Are you heading into town, to one of the many events happening tonight? going to a party? staying home and watching the fireworks on telly?
We’re heading to a small gathering at my sister-in-law’s place. Nothing too fancy, a few friends, lots of kids running around playing backyard cricket, some food and of course, some drinks. Sounds just about perfect to me.
Of course, at some point in the evening, talk will turn to New Years resolutions.
Making them, keeping them, whether it’s a waste of time or not.
Personally, I love them. It feels like a fresh-start, like at midnight someone hits the re-set button and we get to start the new year with a clean slate and a chance to do things the way we’d like to. There’s no reason we can’t do this on any particular day of the year, but the new year makes it feel more…I don’t know, official or something.
Last year I tried something a little bit different, instead of making resolutions about things, I set myself a word to live by for the year.
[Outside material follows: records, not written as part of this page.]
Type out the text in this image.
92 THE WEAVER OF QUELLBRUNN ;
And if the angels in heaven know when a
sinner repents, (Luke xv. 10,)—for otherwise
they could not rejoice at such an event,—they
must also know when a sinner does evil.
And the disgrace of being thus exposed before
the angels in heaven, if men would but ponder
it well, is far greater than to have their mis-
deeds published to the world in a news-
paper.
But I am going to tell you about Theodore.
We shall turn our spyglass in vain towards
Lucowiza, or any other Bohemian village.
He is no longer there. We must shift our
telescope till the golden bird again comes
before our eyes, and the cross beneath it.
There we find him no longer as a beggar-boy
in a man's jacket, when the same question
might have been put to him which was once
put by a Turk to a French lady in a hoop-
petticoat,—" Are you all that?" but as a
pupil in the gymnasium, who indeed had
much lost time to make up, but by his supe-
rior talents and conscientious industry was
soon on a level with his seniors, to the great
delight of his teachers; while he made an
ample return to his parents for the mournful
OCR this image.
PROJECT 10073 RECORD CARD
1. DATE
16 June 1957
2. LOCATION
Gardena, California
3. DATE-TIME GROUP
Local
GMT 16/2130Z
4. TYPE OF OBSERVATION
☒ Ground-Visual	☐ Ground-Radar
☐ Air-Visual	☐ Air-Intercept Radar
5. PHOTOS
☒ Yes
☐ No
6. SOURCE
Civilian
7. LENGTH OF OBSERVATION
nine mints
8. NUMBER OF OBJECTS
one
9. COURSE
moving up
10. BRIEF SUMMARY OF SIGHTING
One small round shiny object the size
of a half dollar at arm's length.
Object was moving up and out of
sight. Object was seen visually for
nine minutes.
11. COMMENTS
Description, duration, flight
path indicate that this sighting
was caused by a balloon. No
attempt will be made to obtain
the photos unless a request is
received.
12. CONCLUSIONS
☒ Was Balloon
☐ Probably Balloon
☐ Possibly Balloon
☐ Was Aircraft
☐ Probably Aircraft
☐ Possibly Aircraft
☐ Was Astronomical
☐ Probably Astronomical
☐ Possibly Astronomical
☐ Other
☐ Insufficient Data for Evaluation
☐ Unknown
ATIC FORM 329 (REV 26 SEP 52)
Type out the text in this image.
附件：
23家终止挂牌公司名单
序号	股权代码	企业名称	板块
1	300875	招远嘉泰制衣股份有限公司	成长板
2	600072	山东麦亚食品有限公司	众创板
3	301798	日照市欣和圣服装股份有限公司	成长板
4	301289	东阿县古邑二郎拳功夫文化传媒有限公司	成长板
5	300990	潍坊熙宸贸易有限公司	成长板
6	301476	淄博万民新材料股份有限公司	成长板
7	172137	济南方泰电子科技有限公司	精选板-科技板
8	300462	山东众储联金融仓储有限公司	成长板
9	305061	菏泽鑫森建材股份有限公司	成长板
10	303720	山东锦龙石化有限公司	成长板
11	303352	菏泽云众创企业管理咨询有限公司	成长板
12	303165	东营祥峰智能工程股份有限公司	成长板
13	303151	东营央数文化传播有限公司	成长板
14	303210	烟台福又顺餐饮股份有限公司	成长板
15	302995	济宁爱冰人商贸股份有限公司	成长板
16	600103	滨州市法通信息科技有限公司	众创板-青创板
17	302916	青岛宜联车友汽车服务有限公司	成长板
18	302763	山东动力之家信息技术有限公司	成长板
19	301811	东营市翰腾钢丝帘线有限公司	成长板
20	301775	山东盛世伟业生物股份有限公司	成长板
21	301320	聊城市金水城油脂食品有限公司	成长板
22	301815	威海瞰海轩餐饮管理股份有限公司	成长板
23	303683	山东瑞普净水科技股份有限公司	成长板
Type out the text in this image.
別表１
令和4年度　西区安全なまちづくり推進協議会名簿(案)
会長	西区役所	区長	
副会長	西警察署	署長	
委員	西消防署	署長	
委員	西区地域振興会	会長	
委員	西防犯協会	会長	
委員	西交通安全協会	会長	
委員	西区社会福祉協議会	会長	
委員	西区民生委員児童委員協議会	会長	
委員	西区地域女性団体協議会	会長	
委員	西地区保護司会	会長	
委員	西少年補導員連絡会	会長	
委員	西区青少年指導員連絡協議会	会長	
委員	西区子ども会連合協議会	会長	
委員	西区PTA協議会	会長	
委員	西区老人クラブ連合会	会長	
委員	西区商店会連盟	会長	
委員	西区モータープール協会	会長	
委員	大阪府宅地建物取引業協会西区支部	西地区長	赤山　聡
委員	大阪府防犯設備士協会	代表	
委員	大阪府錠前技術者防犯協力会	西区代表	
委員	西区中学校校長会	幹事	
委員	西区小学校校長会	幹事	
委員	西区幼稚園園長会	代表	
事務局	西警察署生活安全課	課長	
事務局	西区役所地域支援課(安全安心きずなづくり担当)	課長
And since 2014 was the year of the Frozen obsession for almost anyone with a daughter under 10, it’s only fitting that my word for the year was Let
It Go. (You can find the original post here.)
So how did I do at Letting Go?
Pretty well I think, I tried to use my word in all areas of my life, whenever I wasn’t sure about something, I asked myself “is there something stopping me from doing this, or making this decision, what do I need to Let Go of to do this?”
I Let Go of my fear of flying and booked hubby and I a trip to Tassie last winter.
I Let Go of my self-consciousness about my awkwardness/un-coordination and joined a yoga class, which I absolutely adore and wish I’d done it years ago!
I Let Go of my anxiety about “not being a real blogger” and attended two “blogger” type events and met some really lovely ladies and really feel like I do “fit-in” and now am totally owning the “blogger” title and loving it.
I Let Go of some expectations (I’m still working on this one) I’m a hopeless perfectionist, and if I can’t do something “right” then I often give up and don’t want to do it at all. I’m learning to Let Go of that and be kinder to myself, allowing myself to learn and play and make mistakes. I feel like everyone else judges me by the same impossibly high standards that I hold myself to, which is all in my head I’m sure, by Letting Go of that, I am enjoying social events so much more and Letting Go of that fear of what other people are thinking (or not thinking) of me has led me to some beautiful new friendships.
I Let Go of my fear of asking for help. (this kind of ties in with the one above, fear of failure/being judged means I have always put on a smile and pretended that “everything’s fine”) This year I have made huge steps toward being able to Let Go of that, and been able to be honest and tell people when I’m having a really shitty day or not coping. In doing that, I’ve now got a much better support network of people I can talk to, and have put me in touch with some professional services that have been an absolute blessing. (an art-therapy group, an on-call mental health nurse to chat to) and a mother’s group of absolutely wonderful mummies, who are all dealing with different issues, but we can all talk totally open and honestly about our issues. These ladies have been an absolute god-sent and I can see some wonderful friendships growing from this group.
So I’m ending this year feeling really blessed and grateful. It’s certainly had it’s ups and downs and bumpy bits, but I feel I’m ending the year feeling stronger and wiser that I started it, and excited to see what 2015 has in store.
I hope all my lovely readers have a wonderful, happy and safe new years eve, however you spend it, and I want to thank each and every one of you for sticking with me this year, even after 2 years blogging it astounds me sometimes that I write this stuff because writing it keeps me sane and you guys actually read it, you totally rock! Yes you, you do!